Alzates Belege zum Nutzen von medizinischem Cannabiskonsum reichen von eigenen Erfahrungen, über Berichte von Ureinwohnern und Matrosen bis hin zu medizinischen Enzyklopädien. „Das Spannende ist dabei vor allem die Bandbreite der Quellen des 18. Jahrhunderts, die den medizinischen Marihuanakonsum unterstützten“, sagt Laura Dierksmeier. Alzate nenne hier bekannte Wissenschaftler der damaligen Zeit, wie den Naturforscher Jacques-Christophe Valmont de Bomare, den Mediziner Michael Etmüller, den Arzt und Mitbegründer der Wissenschaftsakademie „Royal Society of London“ Thomas Willis sowie die Ärzte Guy-Crescent Fagon und Engelbert Kämpfer.
In einem Zeitungsartikel von 1772 verteidigte Alzate Cannabis, das er unter dem Namen „Pipiltzintzintlis“ aus eigenen Anbau kannte: Er schrieb ihm einen wertvollen medizinischen Nutzen für die Behandlung von Husten, Gelbsucht, Tinnitus, Tumoren, Depressionen und vielem mehr zu. Zudem hielt er die Hanfpflanze für einen hervorragenden Rohstoff zur Herstellung von Seilen für Segelschiffe. Die Spanische Inquisition betrachtete das Halluzinogen hingegen als ein Mittel, um mit dem Teufel in Verbindung zu treten und hatte es daher verboten ‒ genauso wie viele andere psychoaktive Pflanzen oder Verhaltensweisen, die christlichen Grundsätzen angeblich widersprachen.

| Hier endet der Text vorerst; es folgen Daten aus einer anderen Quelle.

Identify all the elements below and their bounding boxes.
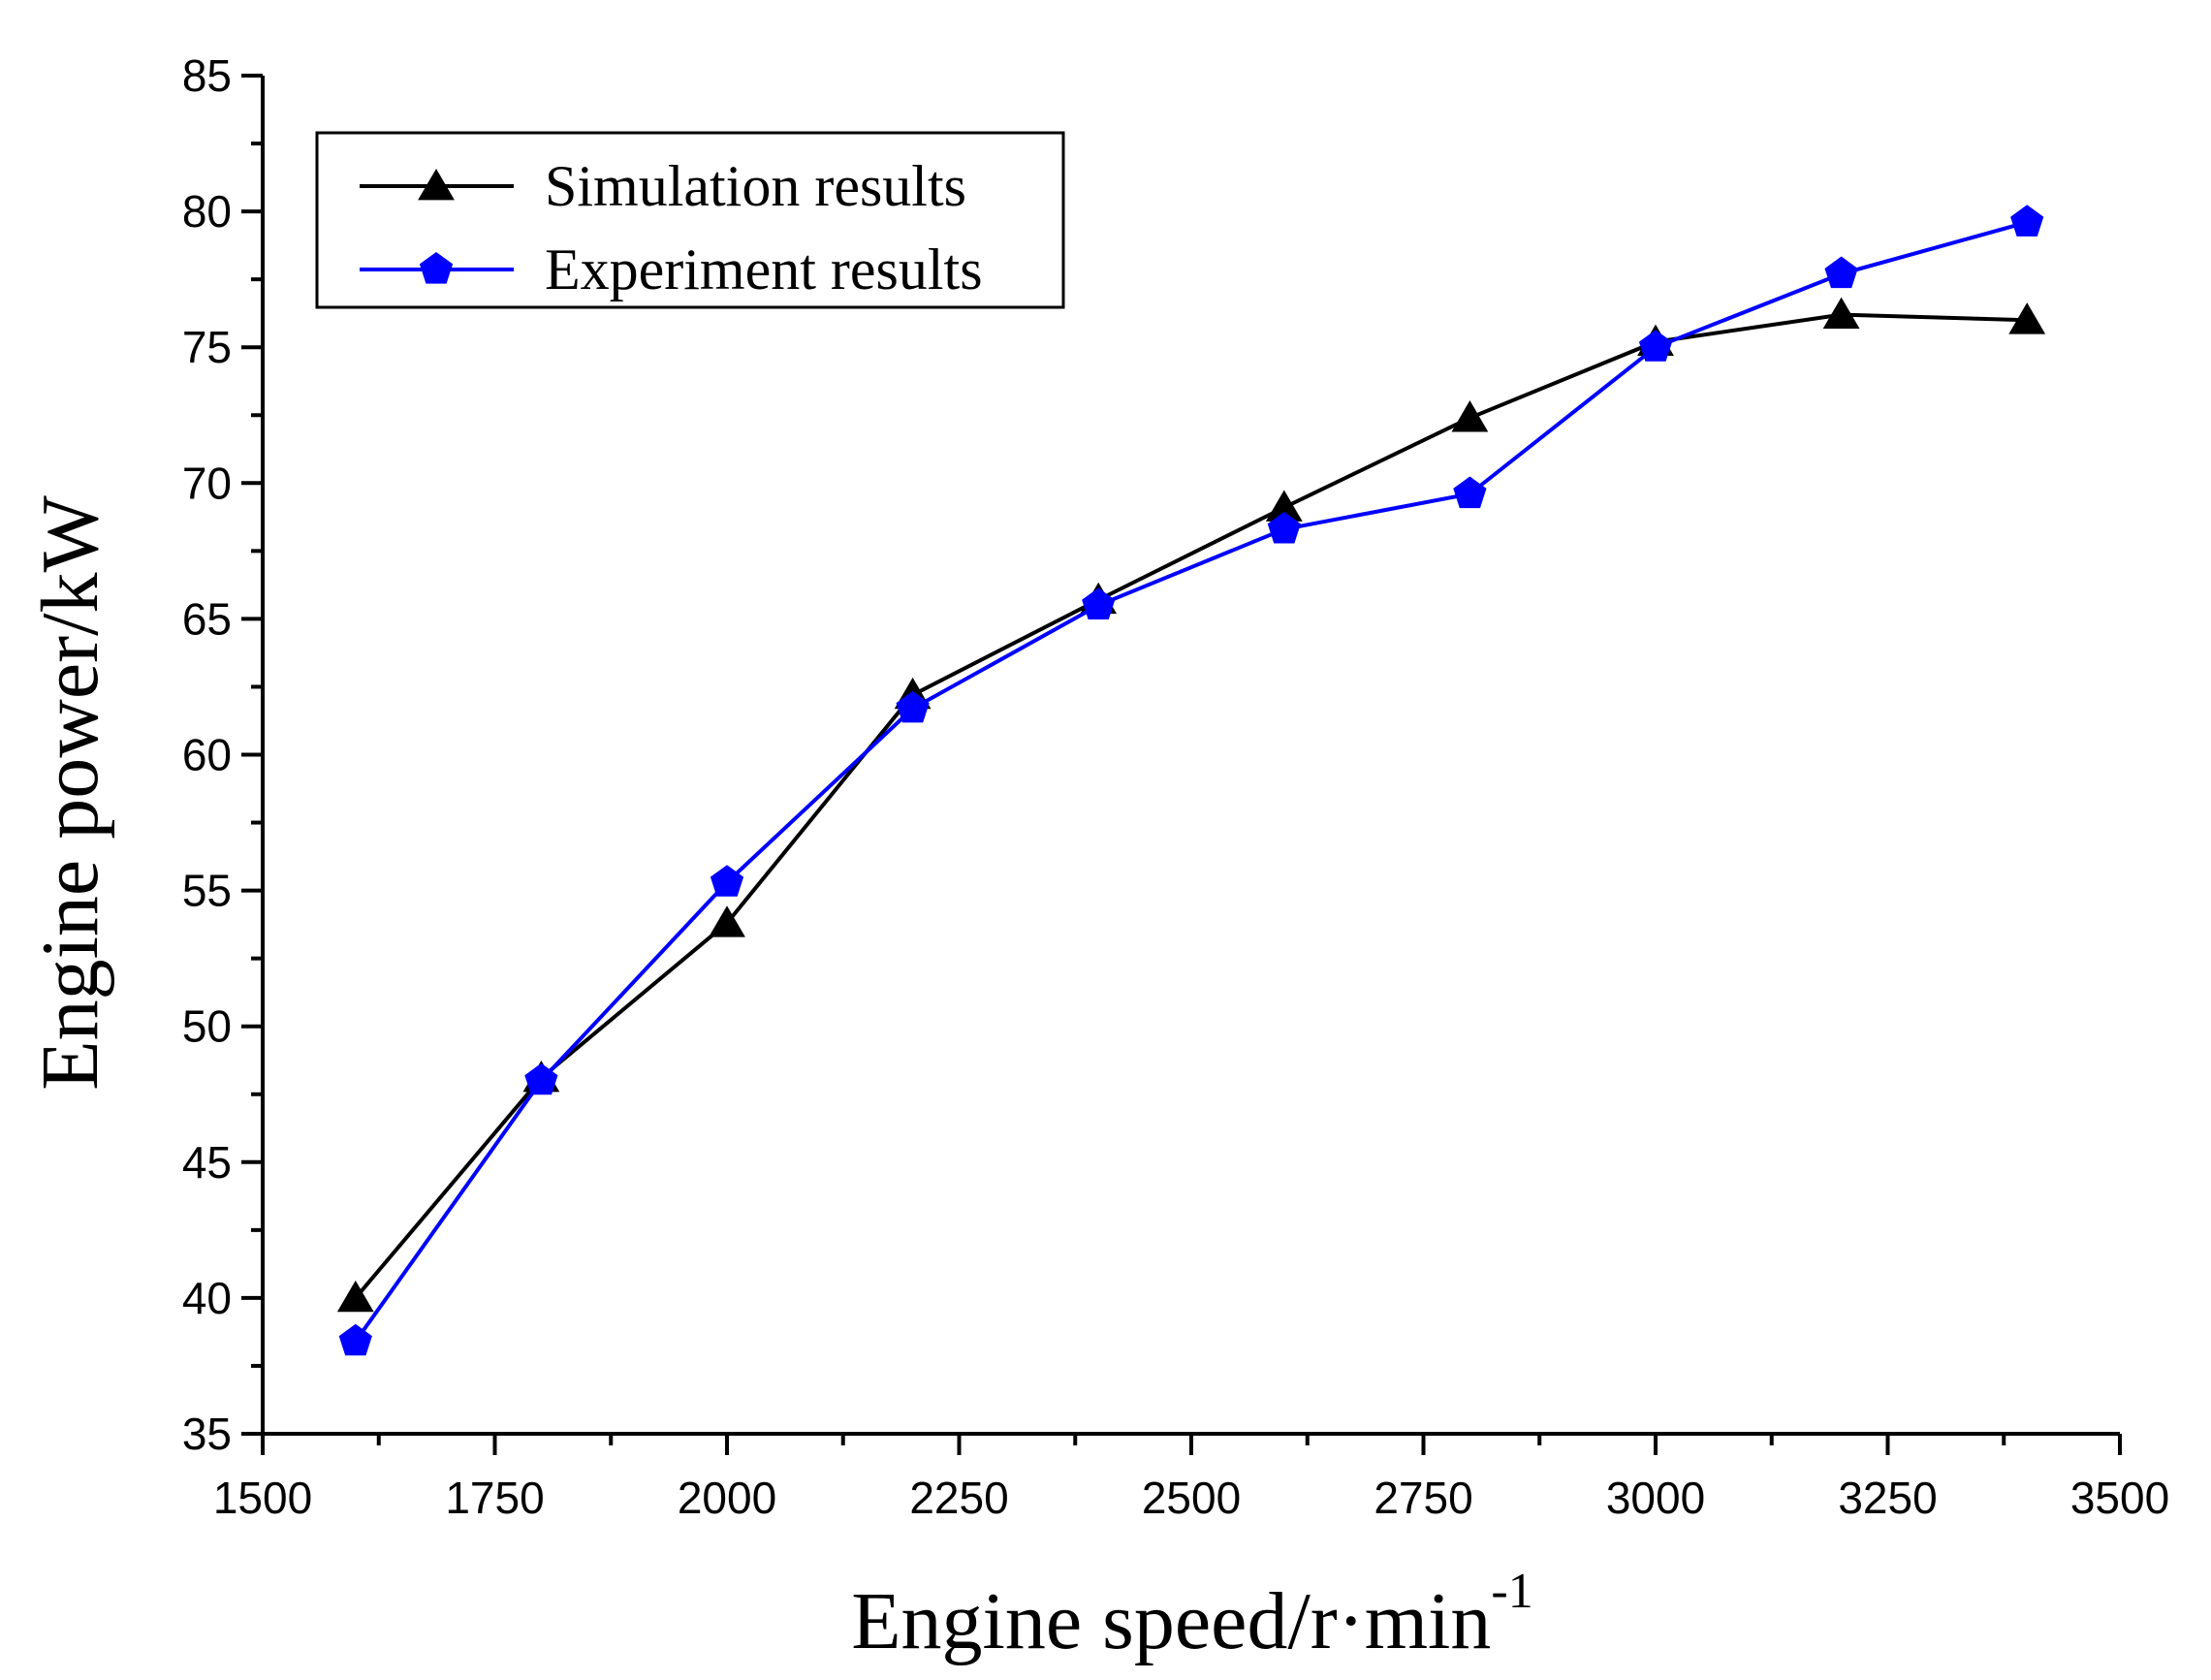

„Die Erkenntnisse der Studie können helfen, die gegenwärtige Legalisierungs-Debatte zu bereichern oder zumindest die verhärteten Fronten aufzubrechen“, sagt Dierksmeier. „Denn laut Alzate und den von ihm zitierten Wissenschaftlern überwiegt der Nutzen der Hanfpflanze als Baustoff oder Medizinpflanze die möglichen Nebenwirkungen. Oder wie José Antonio Alzate y Ramírez selbst sagte: ‚Ich glaube, ich habe die Vorteile der Nutzung von Pipilzitzintlis demonstriert, und wie wir in der Sprache der Theologen sagen: Es ist schlecht, weil es verboten ist, nicht verboten, weil es schlecht ist‘.“
Der Fachverband Medizingeschichte e.V. setzt sich seit 1978 für den kollegialen Meinungsaustausch von Medizinhistorikerinnen und -historikern ein und ist so eine wichtige Interessenvertretung des Fachs. Der Förderpreis ist mit 500,- € dotiert und wird einmal im Jahr vergeben.
Mitteilung des SFB 1070 "RessourcenKulturen"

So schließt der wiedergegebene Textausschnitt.